An organisation called peri that was set up by Cameron Tonkin (now Cameron Tonkinwise), who was responsible for persuading me not to drop philosophy after first year at uni. As I recall, peri was an experimental performance/happening network and the name was chosen to evoke the ideas above, but also a sense of being "on the edge" - as in perimeter, peripheral.
Well, I think I can safely say that tangophilosophy is also philosophy done in the spirit of "peri-". It involves thinking while moving (following an impulse that comes from somewhere other than thought) and is a form of philosophy that is peripheral to that which gets done in institutions and academies.
Monday, October 15, 2007
After you've mastered the basic eight, which is the standard way of starting to learn to tango, you usually move on to learn how to do forward ochos. Ocho is Spanish for eight. The idea is that the move traces the shape of the figure eight on the floor. The eight in "basic eight" refers to eight beats of music. First you get the temporal dimension, then the spatial.
Above you can see a woman doing a series of forward ochos, dancing in open "embrace" with a wall. Obviously it's more desirable to dance in either open or close embrace with a living partner, who will lead you to make this move.

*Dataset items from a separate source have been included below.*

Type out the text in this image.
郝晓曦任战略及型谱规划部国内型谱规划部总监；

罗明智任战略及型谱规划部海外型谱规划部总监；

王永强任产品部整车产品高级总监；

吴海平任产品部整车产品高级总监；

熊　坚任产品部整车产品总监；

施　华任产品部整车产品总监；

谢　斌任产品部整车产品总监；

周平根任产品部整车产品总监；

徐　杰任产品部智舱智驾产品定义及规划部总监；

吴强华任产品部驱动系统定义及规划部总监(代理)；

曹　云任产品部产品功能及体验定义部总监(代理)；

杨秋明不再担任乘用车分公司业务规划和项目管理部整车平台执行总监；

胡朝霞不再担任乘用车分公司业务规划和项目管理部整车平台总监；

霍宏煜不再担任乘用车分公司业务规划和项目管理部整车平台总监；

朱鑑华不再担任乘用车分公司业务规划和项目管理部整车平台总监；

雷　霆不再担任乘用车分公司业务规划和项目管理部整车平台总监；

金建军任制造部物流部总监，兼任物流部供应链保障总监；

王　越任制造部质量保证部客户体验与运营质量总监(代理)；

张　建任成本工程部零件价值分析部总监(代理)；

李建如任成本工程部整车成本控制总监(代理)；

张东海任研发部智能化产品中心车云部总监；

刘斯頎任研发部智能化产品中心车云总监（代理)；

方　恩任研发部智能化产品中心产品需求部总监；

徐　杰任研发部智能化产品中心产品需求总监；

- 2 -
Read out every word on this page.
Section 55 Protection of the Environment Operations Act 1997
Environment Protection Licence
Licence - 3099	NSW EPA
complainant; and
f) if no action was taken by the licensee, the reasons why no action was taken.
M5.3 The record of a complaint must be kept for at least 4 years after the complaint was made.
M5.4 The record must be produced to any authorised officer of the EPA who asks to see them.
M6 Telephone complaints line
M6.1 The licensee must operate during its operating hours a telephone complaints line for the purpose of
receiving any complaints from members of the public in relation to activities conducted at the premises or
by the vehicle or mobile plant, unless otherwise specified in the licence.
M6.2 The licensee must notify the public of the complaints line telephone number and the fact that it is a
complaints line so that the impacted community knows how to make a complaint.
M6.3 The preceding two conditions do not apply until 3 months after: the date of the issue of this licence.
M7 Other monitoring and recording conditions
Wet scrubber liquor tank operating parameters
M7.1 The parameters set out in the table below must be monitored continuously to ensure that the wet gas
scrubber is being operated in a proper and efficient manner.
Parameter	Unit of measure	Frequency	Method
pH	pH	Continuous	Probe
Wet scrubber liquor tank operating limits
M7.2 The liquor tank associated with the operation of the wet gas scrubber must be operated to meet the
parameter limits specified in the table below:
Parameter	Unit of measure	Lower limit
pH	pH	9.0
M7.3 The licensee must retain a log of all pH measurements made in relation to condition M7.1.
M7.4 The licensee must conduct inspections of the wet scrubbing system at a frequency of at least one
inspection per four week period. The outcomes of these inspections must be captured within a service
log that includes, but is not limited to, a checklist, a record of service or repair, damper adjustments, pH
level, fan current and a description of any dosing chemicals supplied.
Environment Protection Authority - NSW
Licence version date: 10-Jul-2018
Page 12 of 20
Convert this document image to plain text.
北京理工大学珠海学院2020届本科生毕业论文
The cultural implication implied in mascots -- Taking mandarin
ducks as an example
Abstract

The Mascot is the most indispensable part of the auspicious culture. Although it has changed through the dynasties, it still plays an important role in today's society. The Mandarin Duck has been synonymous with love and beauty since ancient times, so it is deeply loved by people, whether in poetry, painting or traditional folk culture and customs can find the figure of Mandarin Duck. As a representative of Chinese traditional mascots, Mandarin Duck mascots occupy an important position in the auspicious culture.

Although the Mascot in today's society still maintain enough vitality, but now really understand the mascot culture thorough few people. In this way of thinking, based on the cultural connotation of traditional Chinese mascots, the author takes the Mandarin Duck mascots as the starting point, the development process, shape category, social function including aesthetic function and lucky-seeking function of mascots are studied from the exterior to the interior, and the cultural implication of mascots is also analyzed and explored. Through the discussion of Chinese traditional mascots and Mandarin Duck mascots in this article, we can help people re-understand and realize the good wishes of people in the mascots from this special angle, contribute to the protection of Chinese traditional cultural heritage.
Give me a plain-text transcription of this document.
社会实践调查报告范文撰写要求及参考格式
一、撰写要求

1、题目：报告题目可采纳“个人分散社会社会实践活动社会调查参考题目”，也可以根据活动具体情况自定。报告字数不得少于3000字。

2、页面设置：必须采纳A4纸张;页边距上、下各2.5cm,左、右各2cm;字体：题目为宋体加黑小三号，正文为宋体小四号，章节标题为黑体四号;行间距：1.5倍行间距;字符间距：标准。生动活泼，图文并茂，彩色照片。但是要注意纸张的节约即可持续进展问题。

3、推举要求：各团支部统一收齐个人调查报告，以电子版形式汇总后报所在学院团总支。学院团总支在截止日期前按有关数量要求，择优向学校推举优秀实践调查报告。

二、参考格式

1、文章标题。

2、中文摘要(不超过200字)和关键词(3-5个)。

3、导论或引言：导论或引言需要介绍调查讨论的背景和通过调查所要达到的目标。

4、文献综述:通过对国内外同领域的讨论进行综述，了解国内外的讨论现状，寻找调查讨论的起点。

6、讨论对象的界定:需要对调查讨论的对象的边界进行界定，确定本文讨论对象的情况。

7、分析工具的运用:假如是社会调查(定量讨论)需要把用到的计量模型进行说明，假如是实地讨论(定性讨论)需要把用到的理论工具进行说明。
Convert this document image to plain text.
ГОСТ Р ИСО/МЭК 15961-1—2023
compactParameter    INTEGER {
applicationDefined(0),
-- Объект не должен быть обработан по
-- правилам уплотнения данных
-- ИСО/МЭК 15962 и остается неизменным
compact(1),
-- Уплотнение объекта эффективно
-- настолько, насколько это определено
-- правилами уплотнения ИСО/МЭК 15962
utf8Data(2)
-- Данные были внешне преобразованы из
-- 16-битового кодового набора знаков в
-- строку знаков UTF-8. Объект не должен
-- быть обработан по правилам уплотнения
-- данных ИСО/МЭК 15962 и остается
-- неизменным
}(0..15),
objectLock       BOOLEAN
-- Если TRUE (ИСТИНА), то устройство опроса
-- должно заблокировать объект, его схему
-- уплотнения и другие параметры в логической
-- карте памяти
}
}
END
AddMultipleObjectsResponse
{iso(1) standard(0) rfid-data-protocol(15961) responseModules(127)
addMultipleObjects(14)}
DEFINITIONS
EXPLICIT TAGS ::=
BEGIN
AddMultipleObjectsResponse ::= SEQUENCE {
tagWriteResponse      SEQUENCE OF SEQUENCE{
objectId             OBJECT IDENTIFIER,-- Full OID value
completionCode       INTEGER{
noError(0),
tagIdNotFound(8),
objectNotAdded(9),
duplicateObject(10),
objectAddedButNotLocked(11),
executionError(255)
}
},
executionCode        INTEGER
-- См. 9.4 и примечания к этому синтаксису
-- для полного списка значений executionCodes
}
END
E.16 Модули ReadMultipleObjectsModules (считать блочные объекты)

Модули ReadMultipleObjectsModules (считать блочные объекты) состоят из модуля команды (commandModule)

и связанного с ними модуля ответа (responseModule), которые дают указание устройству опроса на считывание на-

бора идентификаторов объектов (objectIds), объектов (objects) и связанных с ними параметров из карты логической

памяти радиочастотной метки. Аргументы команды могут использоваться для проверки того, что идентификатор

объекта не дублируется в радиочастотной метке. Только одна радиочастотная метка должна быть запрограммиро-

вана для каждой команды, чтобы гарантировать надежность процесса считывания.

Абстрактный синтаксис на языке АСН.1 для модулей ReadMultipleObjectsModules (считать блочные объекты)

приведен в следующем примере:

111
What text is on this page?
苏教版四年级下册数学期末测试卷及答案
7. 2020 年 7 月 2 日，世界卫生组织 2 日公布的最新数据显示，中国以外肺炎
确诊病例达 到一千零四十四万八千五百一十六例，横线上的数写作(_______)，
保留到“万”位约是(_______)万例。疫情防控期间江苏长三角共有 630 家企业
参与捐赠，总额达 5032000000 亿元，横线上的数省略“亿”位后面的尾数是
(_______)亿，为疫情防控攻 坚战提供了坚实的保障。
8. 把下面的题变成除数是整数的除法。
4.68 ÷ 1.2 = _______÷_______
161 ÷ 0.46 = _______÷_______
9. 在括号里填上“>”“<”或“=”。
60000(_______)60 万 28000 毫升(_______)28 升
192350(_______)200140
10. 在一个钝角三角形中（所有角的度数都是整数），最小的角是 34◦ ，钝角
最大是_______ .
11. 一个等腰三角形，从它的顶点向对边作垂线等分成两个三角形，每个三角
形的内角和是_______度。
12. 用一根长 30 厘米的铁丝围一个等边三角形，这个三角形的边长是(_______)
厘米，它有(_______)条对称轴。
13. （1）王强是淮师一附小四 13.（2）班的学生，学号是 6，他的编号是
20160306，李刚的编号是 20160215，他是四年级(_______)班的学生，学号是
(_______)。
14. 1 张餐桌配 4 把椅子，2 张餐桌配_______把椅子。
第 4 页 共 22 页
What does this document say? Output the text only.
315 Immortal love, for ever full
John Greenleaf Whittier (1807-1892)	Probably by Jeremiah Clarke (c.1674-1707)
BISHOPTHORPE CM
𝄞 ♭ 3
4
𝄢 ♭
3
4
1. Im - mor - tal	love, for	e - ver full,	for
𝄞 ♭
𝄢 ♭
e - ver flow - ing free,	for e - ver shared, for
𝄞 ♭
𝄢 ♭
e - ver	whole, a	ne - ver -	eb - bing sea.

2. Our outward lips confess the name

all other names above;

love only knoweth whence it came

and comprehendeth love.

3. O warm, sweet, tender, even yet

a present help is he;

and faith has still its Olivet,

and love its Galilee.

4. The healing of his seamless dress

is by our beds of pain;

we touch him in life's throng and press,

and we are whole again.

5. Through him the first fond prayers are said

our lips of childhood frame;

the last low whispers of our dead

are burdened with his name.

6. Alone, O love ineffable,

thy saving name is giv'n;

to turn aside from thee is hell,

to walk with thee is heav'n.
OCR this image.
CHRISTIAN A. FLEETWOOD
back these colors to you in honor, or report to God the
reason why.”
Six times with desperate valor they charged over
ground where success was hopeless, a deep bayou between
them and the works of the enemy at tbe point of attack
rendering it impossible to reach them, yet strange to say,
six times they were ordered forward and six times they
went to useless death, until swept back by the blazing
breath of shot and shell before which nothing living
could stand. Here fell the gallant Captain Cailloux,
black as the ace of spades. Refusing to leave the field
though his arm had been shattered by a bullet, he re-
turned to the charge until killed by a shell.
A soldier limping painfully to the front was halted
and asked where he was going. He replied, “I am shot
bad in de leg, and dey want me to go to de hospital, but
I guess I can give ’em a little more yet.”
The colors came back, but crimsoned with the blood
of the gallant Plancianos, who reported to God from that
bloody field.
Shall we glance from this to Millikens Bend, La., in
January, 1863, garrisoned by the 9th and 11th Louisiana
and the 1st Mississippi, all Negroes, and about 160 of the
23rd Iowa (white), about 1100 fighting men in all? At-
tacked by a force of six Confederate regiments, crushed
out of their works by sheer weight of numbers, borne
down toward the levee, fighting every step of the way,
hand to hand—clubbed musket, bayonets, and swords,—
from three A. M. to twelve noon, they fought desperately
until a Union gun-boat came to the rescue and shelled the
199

If you cannot do a forward ocho in close embrace it is because your
posture is not correct. You are blocking the woman from moving forward with your body.
- Deby Novitz
What does this have to do with tango philosophy? If tango philosophy is philosophy that follows before it aims to lead, then it will need a partner (or series of partners - tango is a social dance) that doesn't behave like a wall, that doesn't block philosophical thought from moving forward. And philosophy itself might have to loosen up a bit, allow the straight line of pure logic to trace some curves that can curl gracefully in on each other.
Monday, October 8, 2007
Tango philosophy is for people who think philosophers should know how to dance. Or at least be willing to learn...
What might this mean?
To think in a way that can follow as well as lead.
To improvise within the structures of a living tradition.
To listen and respond to the music of the time and place in which the dance is unfolding.
Philosophy often aims to lead: to tell us what is true, or right, or good. But how effective is it in communicating with its various partners - with the forces of imagination, action, passion? Can a philosopher, like a good tango leader, bring about beautiful and exhilarating, or tenderly moving effects in a manner that seems effortless, but involves great skill and sensitivity to the conditions of the moment?
In Argentina, a man who is serious about learning to dance the tango will begin by learning how to follow - how to dance the woman's part. It might seem as though this is beginning with the easier role. But following is not as simple as it seems, especially for those who are used to leading, or acting independently - as many women discover when they begin to dance tango.
What would it mean for philosophy to give up its independence and learn to follow?
Who would be the leader(s) in a dance in which philosophy would take the part of the woman?
These are open questions, and this blog is an open space of wooden floorboards on which to try out some answers. Tango is a social dance - and tango philosophy a nascent art-form of the social web.